CirebonShare.com – 28 Juli 2025, Cirebon – Retribusi parkir Kota Cirebon kembali jadi sorotan. Setiap tahun, target yang ditetapkan selalu meleset. Dinas Perhubungan (Dishub) Kota Cirebon mengungkapkan sejumlah penyebab, mulai dari rendahnya anggaran hingga keberadaan juru parkir liar yang sulit dikendalikan.
Dalam penjelasannya, Kepala Dishub Kota Cirebon Andri Armawan mengakui bahwa capaian retribusi parkir tidak pernah berhasil menyentuh target yang ditetapkan. Ia bahkan menilai bahwa angka target yang dipasang terlalu tinggi dan tidak realistis jika melihat kondisi riil di lapangan.

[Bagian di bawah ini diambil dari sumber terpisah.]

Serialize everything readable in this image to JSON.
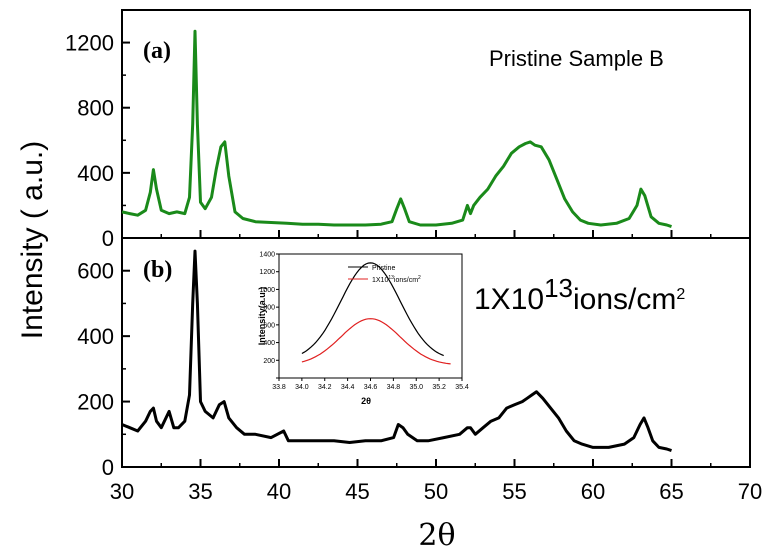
{
  "chart_data": [
    {
      "panel": "(a)",
      "type": "line",
      "annotation": "Pristine Sample B",
      "ylabel": "Intensity ( a.u.)",
      "xlabel": "2θ",
      "xlim": [
        30,
        70
      ],
      "ylim": [
        0,
        1400
      ],
      "yticks": [
        0,
        400,
        800,
        1200
      ],
      "xticks": [
        30,
        35,
        40,
        45,
        50,
        55,
        60,
        65,
        70
      ],
      "color": "#1a8a1a",
      "series": [
        {
          "x": [
            30,
            30.5,
            31,
            31.5,
            31.8,
            32.0,
            32.2,
            32.5,
            33,
            33.5,
            34,
            34.3,
            34.5,
            34.65,
            34.8,
            35,
            35.3,
            35.7,
            36,
            36.3,
            36.55,
            36.8,
            37.2,
            37.7,
            38.5,
            39.5,
            40.5,
            41.5,
            42.5,
            43.5,
            44.5,
            45.5,
            46.5,
            47.2,
            47.5,
            47.75,
            48,
            48.3,
            49,
            50,
            51,
            51.7,
            52.0,
            52.2,
            52.4,
            52.8,
            53.3,
            53.8,
            54.3,
            54.8,
            55.3,
            55.7,
            56.0,
            56.3,
            56.7,
            57.2,
            57.7,
            58.2,
            58.7,
            59.2,
            59.7,
            60.5,
            61.5,
            62.3,
            62.8,
            63.05,
            63.3,
            63.7,
            64.2,
            64.7,
            65
          ],
          "y": [
            160,
            150,
            140,
            170,
            280,
            420,
            300,
            170,
            150,
            160,
            150,
            250,
            700,
            1270,
            700,
            220,
            180,
            250,
            420,
            560,
            590,
            380,
            160,
            120,
            100,
            95,
            90,
            85,
            85,
            80,
            80,
            80,
            85,
            100,
            180,
            240,
            180,
            100,
            80,
            80,
            90,
            110,
            200,
            150,
            200,
            250,
            300,
            380,
            440,
            520,
            560,
            580,
            590,
            570,
            560,
            480,
            360,
            240,
            160,
            110,
            90,
            80,
            90,
            120,
            200,
            300,
            260,
            130,
            90,
            80,
            70
          ]
        }
      ]
    },
    {
      "panel": "(b)",
      "type": "line",
      "annotation_base": "1X10",
      "annotation_exp": "13",
      "annotation_unit": "ions/cm",
      "annotation_unit_exp": "2",
      "xlim": [
        30,
        70
      ],
      "ylim": [
        0,
        700
      ],
      "yticks": [
        0,
        200,
        400,
        600
      ],
      "xticks": [
        30,
        35,
        40,
        45,
        50,
        55,
        60,
        65,
        70
      ],
      "color": "#000000",
      "series": [
        {
          "x": [
            30,
            30.5,
            31,
            31.5,
            31.8,
            32.0,
            32.2,
            32.5,
            33,
            33.3,
            33.6,
            34,
            34.3,
            34.5,
            34.65,
            34.8,
            35,
            35.3,
            35.8,
            36.2,
            36.5,
            36.8,
            37.3,
            37.8,
            38.5,
            39.5,
            40.3,
            40.6,
            41.5,
            42.5,
            43.5,
            44.5,
            45.5,
            46.5,
            47.3,
            47.6,
            47.9,
            48.2,
            48.8,
            49.5,
            50.5,
            51.5,
            52.0,
            52.2,
            52.5,
            53,
            53.5,
            54,
            54.5,
            55,
            55.5,
            55.8,
            56.1,
            56.4,
            56.8,
            57.3,
            57.8,
            58.3,
            58.8,
            59.3,
            60,
            61,
            62,
            62.6,
            63.0,
            63.25,
            63.5,
            63.8,
            64.2,
            64.7,
            65
          ],
          "y": [
            130,
            120,
            110,
            140,
            170,
            180,
            140,
            120,
            170,
            120,
            120,
            140,
            220,
            500,
            660,
            500,
            200,
            170,
            150,
            190,
            200,
            150,
            120,
            100,
            100,
            90,
            110,
            80,
            80,
            80,
            80,
            75,
            80,
            80,
            90,
            130,
            120,
            100,
            80,
            80,
            90,
            100,
            120,
            120,
            100,
            120,
            140,
            150,
            180,
            190,
            200,
            210,
            220,
            230,
            210,
            180,
            150,
            110,
            80,
            70,
            60,
            60,
            70,
            90,
            130,
            150,
            120,
            80,
            60,
            55,
            50
          ]
        }
      ]
    },
    {
      "panel": "inset",
      "type": "line",
      "ylabel": "Intensity(a.u.)",
      "xlabel": "2θ",
      "xlim": [
        33.8,
        35.4
      ],
      "ylim": [
        0,
        1400
      ],
      "xticks": [
        "33.8",
        "34.0",
        "34.2",
        "34.4",
        "34.6",
        "34.8",
        "35.0",
        "35.2",
        "35.4"
      ],
      "yticks": [
        "0",
        "200",
        "400",
        "600",
        "800",
        "1000",
        "1200",
        "1400"
      ],
      "series": [
        {
          "name": "Pristine",
          "color": "#000000",
          "peak_x": 34.6,
          "peak_y": 1300,
          "base_y": 200,
          "x_start": 34.0,
          "x_end": 35.25
        },
        {
          "name": "1X10",
          "name_exp": "13",
          "name_tail": "ions/cm",
          "name_tail_exp": "2",
          "color": "#e02020",
          "peak_x": 34.6,
          "peak_y": 670,
          "base_y": 145,
          "x_start": 34.0,
          "x_end": 35.3
        }
      ]
    }
  ]
}
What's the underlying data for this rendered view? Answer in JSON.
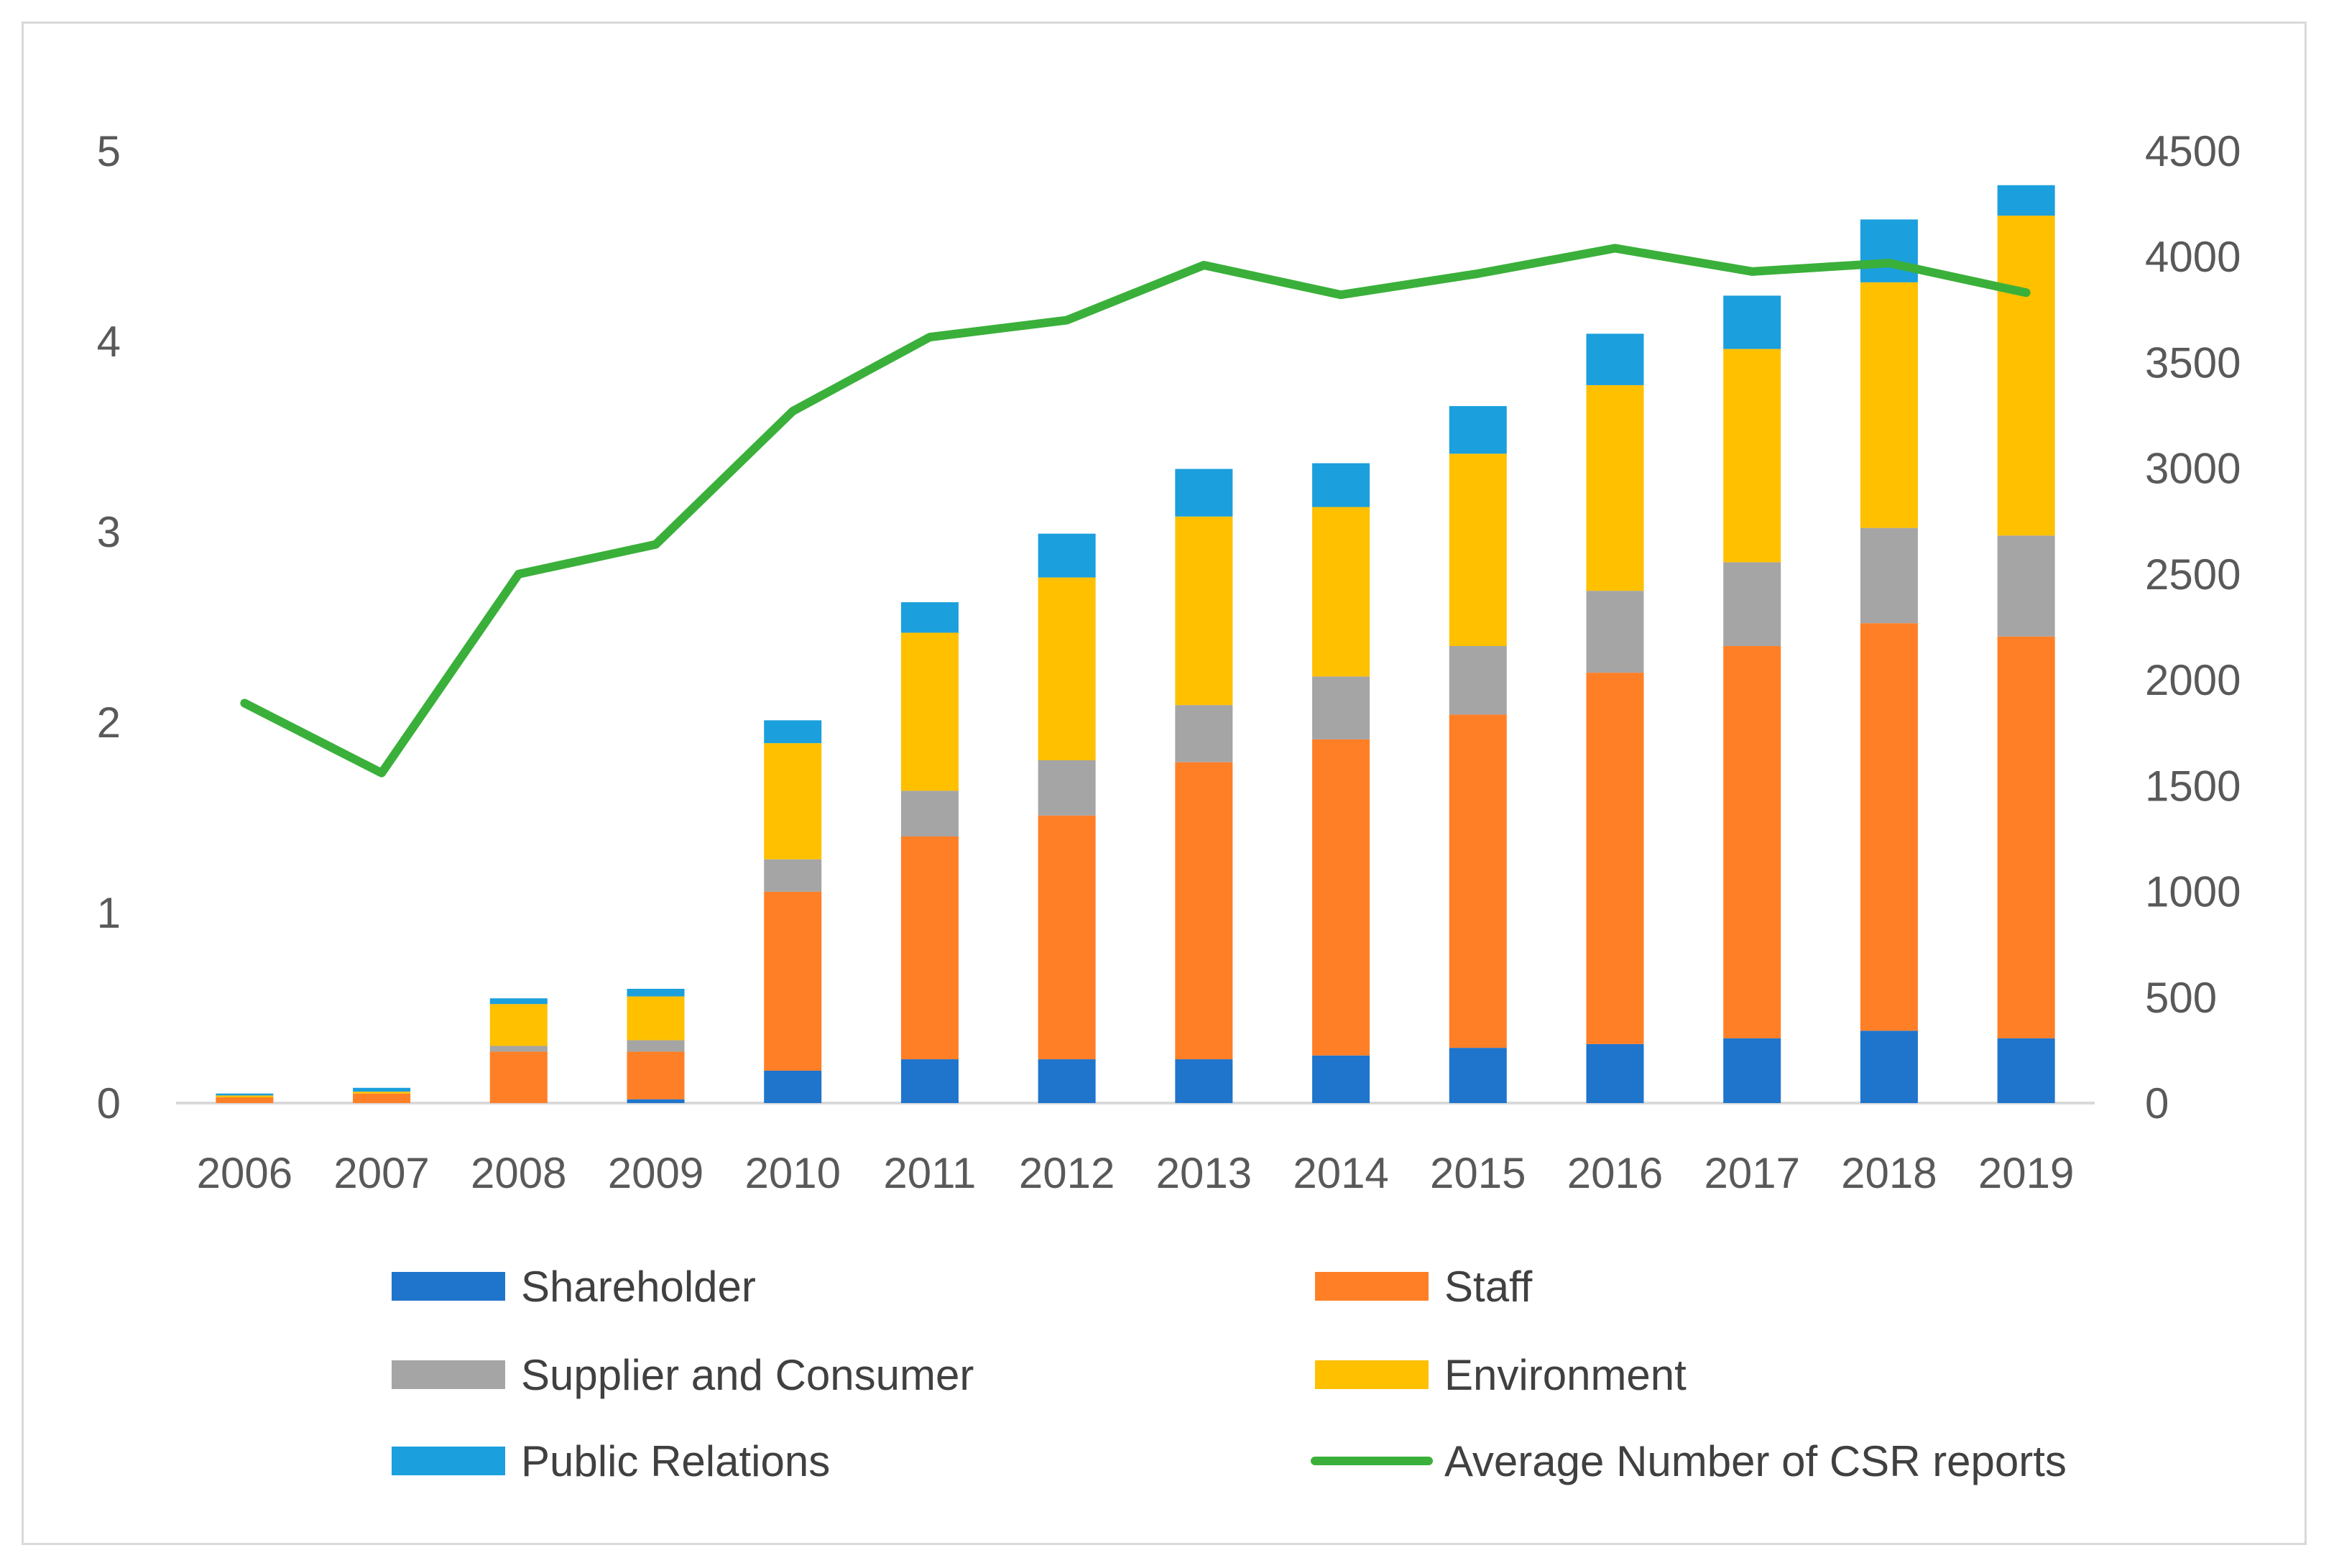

“Target tetap dipasang sebesar Rp4,6 miliar. Seperti tahun ini, angkanya tetap Rp4,6 miliar tanpa ada survei, analisis, ataupun perhitungan potensi secara menyeluruh,” ujar Andri dalam wawancara eksklusif bersama CirebonShare.com.
Target Tinggi Tanpa Kajian dan Data
Menurut Andri, salah satu persoalan utama dalam penentuan target retribusi parkir adalah ketiadaan survei atau riset yang akurat sebelumnya. Ia menyayangkan kebijakan pemasangan target pendapatan daerah tersebut dilakukan tanpa melihat potensi riil dan keterbatasan di lapangan.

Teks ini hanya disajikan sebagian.